A cribbing horse anchors their upper front teeth onto a stationary object, such as a fence, arches up their neck and facial muscles, retracts their larynx (voice box), and then gulps down air. A wind sucker on the other hand will flex their neck, gulp air and emit a grunting sound without anchoring onto an object.

Horses who crib can wear their teeth excessively, may suffer from colic because of swallowing air and their performance could be impeded by the heavy neck muscles which develop from cribbing. In addition to these health concerns, a considerable amount of damage is caused to stalls and barns.

Cribbing and wind sucking have not been reported in free-ranging wild or semi-wild horses that spend ninety percent of their time grazing.

Our domestic horses, on the other hand, typically spend much less time grazing and their inability to graze naturally can be a significant stress that might contribute to cribbing behaviour. Looking at it from a different angle, cribbing is also thought to be motivated by boredom or attempts to satisfy their natural grazing instinct with substitute behaviour.

Research has shown that this repetitive behaviour may cause the release of endorphins which are opioid like substances which have a "feel good" effect and can become addictive to some horses. It has been found that drugs which block the body's release of endorphins can stop cribbing but these drugs are relatively short acting.

Drugs, aversion therapies (crib straps, anti-cribbing mixes applied to fences, electric fencing) and surgery to stop the behaviour do not address the root of the problem. As always if we fail to respect natural principles, sooner or later problems will develop to reflect the imbalance.

If your horse is confined to a stall, provide toys that it can roll over to obtain food. Also remove crib-friendly objects from the stall and position stall features to reduce the opportunity for cribbing e.g. Raise the water bucket and feed tub up to chest level and eliminate all edges up to that height.

Ideally allow horses more pasture time, letting them graze (on well balanced soils) and roam, as well as social interaction with other horses and even other species. This in addition to consistent, intelligent handling as well as regular exercise will help tremendously.
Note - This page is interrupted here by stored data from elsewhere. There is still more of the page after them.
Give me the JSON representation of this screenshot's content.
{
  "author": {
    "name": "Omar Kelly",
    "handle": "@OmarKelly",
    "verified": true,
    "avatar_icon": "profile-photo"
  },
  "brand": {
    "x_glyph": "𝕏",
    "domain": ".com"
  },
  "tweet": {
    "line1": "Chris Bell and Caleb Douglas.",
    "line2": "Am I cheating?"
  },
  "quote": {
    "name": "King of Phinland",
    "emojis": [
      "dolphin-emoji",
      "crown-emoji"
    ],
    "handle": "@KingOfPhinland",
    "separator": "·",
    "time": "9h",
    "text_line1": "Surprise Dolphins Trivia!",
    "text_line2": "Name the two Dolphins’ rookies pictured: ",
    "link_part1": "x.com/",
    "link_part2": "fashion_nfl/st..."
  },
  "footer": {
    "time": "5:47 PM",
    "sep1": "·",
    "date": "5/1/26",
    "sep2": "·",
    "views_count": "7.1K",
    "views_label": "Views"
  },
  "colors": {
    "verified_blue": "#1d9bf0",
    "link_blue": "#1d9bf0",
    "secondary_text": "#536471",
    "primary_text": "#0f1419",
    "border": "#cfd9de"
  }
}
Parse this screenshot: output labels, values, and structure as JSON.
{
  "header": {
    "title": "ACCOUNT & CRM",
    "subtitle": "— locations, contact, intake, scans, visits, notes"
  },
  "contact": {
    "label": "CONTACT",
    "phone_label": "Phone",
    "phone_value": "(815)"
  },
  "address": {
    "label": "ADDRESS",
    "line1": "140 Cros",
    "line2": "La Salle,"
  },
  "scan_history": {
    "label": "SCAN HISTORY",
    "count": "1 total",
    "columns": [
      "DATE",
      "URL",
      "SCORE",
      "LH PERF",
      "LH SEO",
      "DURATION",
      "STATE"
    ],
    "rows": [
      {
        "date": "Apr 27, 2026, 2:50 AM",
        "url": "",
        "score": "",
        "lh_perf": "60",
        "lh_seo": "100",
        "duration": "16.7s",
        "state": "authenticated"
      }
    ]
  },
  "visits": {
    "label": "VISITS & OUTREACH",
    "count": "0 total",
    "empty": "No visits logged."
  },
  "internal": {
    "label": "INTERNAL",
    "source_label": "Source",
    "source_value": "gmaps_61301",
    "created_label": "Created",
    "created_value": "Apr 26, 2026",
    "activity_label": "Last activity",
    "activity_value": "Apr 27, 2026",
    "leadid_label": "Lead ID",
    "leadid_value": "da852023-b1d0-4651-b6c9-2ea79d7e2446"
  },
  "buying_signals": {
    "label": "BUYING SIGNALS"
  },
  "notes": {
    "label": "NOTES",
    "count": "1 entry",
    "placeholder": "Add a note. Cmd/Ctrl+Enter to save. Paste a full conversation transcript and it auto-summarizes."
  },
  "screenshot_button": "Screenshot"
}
Good nutrition is vital to having your horse feeling good within them self. Feed less grain concentrate (use higher-fat rations if necessary) and more roughage (forage supplements). Also ensure that they have optimal amounts of vitamins, minerals and essential fatty acids in their diet.

Be aware that underlying pain due to ulcers, sore teeth or for other reasons will raise the need for a horse to crib. If you suspect this might be the case, get them to be checked over by your vet and have these problems addressed.

Horses who have been cribbing for years may have the habit so deeply ingrained that it could be difficult to have absolute resolution but by respecting natural principles and addressing all factors that could possibly be contributing to underlying stress, cribbing can be greatly reduced or completely eliminated.